Он почти весело улыбался, и Мусатов ненавидел его в этот момент. Ненавидел за жесты, слова, одежду, за эти глаза, за сноровку в разговоре. Он не мог не ощущать, что рядом с ним он, Мусатов, всегда будет выглядеть как пьяный капрал.
— «Лесные» ушли еще утром. На рассвете, — сообщил Алесь. — А это невинные люди: солдаты подтвердят. Как и то, что я не воевал.
— Видели бандитов? — спросил Буланцов.
— Как вас.
— И разговаривали с ними?
— Как с вами.
— Что они говорили? — спросил Мусатов.
— Что идут в пущу и что счастье мое — лекарское. Иначе убили бы.
— Сколько у них жертв?
— Трое убитых, с десяток раненых. — Алесь нарочно причислил к лесным людям мужиков из деревень Ходанского.
— Сколько их было? — спросил Буланцов.
— Это что, допрос?
— А вы что же думали, уважаемый Александр Георгиевич, — почти ласково пояснил Мусатов.
— В таком случае я не буду отвечать.
— Будете, будете, — вежливо настаивал жандарм.
И он пожал плечами.
— Они, видимо, действительно ушли в пущу еще на рассвете. Ничего. Идите возьмите из хат мужиков — кто попадет в руки.
— Не ходите, Буланцов, — попросил Алесь. — Не отдавайте таких приказов, капитан.
— Это почему же? — спросил Мусатов.
— Здесь есть свидетель.
— А этот свидетель скомпрометирован, — заявил Мусатов.
— Напрасно. Есть мой управляющий, который мне привез весть о бунте. Он засвидетельствует: до того я ничего не знал. Есть мужики, которые скажут: меня не было во время бунта. Есть солдаты, которых я лечил, ведь это обязанность каждого, кто знает, как сделать перевязку.
— Не было его в бунте, паночек, — застонал белокурый солдатик у печки.
— Молчи! — прикрикнул Мусатов и, обратившись к Алесю, пристально глядя ему в глаза и чеканя слова, начал говорить: — Явились вы — и у мятежной толпы изменилось настроение. Черт знает за кого они вас посчитали... но я знаю эту байку о белом жеребенке...

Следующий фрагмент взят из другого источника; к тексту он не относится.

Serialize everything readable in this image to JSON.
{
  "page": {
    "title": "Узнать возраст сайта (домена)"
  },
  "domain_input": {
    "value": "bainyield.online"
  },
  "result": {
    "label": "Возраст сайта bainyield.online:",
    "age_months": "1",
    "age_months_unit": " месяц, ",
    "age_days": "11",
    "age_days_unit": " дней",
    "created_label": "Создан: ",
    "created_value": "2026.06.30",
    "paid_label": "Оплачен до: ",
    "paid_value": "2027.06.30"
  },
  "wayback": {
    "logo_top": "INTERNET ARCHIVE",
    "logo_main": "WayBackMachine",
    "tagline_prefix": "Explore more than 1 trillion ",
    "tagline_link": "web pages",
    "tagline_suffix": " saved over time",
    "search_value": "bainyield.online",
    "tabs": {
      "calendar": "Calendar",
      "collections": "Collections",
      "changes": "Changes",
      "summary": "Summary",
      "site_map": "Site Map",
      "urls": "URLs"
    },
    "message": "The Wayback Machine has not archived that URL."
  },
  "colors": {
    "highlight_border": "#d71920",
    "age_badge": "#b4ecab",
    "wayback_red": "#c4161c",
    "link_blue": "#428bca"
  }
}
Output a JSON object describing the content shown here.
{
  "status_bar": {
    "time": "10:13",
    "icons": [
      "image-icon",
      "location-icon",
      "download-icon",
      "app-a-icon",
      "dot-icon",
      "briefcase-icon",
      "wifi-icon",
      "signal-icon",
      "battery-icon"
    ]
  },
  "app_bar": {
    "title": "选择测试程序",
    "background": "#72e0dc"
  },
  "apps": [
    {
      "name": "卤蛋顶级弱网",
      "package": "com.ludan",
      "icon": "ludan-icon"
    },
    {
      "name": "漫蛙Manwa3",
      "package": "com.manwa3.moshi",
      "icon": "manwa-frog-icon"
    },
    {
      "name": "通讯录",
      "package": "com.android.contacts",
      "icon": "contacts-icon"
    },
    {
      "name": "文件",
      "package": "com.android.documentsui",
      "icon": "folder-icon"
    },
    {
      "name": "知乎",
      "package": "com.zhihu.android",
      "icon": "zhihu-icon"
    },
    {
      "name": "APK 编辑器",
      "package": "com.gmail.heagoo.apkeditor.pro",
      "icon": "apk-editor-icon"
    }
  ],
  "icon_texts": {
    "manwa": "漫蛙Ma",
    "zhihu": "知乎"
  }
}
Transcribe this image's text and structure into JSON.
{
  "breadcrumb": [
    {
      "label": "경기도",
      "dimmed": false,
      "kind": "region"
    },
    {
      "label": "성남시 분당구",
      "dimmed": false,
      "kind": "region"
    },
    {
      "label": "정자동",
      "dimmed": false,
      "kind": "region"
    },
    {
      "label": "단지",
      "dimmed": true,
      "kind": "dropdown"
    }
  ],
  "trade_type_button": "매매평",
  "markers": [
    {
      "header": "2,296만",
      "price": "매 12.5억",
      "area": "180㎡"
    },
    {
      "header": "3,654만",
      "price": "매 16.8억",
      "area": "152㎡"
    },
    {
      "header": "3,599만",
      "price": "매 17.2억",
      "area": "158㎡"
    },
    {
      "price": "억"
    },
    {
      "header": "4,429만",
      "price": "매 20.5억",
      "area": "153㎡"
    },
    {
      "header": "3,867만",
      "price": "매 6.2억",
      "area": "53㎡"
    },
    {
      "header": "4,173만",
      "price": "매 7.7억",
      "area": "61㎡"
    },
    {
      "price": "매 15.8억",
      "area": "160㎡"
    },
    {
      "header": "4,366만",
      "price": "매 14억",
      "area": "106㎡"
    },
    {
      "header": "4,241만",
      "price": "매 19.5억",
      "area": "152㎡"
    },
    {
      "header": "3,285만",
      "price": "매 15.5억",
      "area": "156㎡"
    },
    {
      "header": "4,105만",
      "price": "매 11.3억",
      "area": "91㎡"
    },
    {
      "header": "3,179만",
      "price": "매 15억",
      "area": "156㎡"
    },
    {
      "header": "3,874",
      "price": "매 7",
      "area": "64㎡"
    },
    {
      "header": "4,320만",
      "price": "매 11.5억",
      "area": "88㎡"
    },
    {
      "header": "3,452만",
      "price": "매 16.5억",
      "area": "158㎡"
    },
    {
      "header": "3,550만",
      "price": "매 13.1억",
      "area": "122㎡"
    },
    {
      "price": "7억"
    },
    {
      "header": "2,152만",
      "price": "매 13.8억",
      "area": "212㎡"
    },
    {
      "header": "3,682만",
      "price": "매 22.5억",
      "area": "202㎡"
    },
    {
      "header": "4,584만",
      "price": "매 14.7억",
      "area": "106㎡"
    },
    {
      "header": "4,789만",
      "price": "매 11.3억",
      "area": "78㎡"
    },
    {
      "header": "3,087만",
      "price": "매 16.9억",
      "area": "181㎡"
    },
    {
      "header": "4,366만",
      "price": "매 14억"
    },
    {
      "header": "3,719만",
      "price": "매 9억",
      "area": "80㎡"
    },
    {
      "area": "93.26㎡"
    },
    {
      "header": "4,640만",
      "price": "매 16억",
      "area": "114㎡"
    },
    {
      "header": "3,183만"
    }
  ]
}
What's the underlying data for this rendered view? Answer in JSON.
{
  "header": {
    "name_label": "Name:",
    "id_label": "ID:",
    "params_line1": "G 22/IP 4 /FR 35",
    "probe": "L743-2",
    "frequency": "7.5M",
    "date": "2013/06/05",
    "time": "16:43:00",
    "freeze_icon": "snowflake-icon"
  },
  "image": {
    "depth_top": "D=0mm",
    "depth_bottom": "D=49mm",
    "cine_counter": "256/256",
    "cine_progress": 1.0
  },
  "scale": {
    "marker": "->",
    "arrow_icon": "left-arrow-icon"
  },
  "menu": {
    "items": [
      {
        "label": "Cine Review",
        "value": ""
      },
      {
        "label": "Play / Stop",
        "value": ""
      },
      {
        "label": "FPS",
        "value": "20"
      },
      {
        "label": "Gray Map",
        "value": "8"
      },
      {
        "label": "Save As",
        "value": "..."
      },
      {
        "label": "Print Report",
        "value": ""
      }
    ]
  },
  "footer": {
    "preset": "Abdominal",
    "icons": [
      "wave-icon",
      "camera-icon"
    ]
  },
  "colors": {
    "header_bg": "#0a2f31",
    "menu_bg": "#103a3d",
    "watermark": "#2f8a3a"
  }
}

— С тем же успехом они могли бы посчитать ворону за архангела Гавриила, слетающего с небес, — иронически улыбнулся Алесь.
— Чего вас понесло сюда?
— Я ведь говорил: лечить. Я не хотел крови. И вы не тронете невинных, Мусатов, лишь потому, что этого требует ваша карьера. Я, наконец, прискакал потому, что должен быть беспристрастный свидетель, которому поверят больше, чем хлопу, и больше, чем вам. Я — свидетель.
Мусатов оглянулся и перешел на французский язык.
— А вы... подумали... что этот свидетель мог быть убит... во время бунта... Случайным залпом.
— Ваше произношение оставляет желать лучшего, — отметил Алесь. — А солдаты, капитан?
Мусатов дрожал. Наступило, казалось, время. Теперь и этого можно было пугнуть арестом или смертью. Он чувствовал, что все в нем звенит.
— Никто не знает мотивов вашего приезда сюда, — на том же плохом французском сказал он. — Вы вмешались в бунт, вы своим появлением настроили этих людей на атаку. Вы убиты при попытке к бегству. И я сейчас же пошлю донесение об этом вице-губернатору, так как Беклемишев болен... Пошлю тому самому вашему Ис-ленье-ву, который кричал на меня за дело в Пивощах.
Рысьи глаза сузились, губы трепетали.
— Напрасно будете стараться, — заявил Алесь. — Донесение уже отослано. Я отправил его перед отъездом сюда и объяснил почему еду. Полагаю, скоро будет ответ.
Мусатов невольно хватанул ртом воздух.
— Вот так, — невинно смотрел на него Алесь. — Каждый человек, каждый дворянин должен всеми силами стараться остановить мятеж. И я объяснил это вице-губернатору на случай... гм... на всякий случай.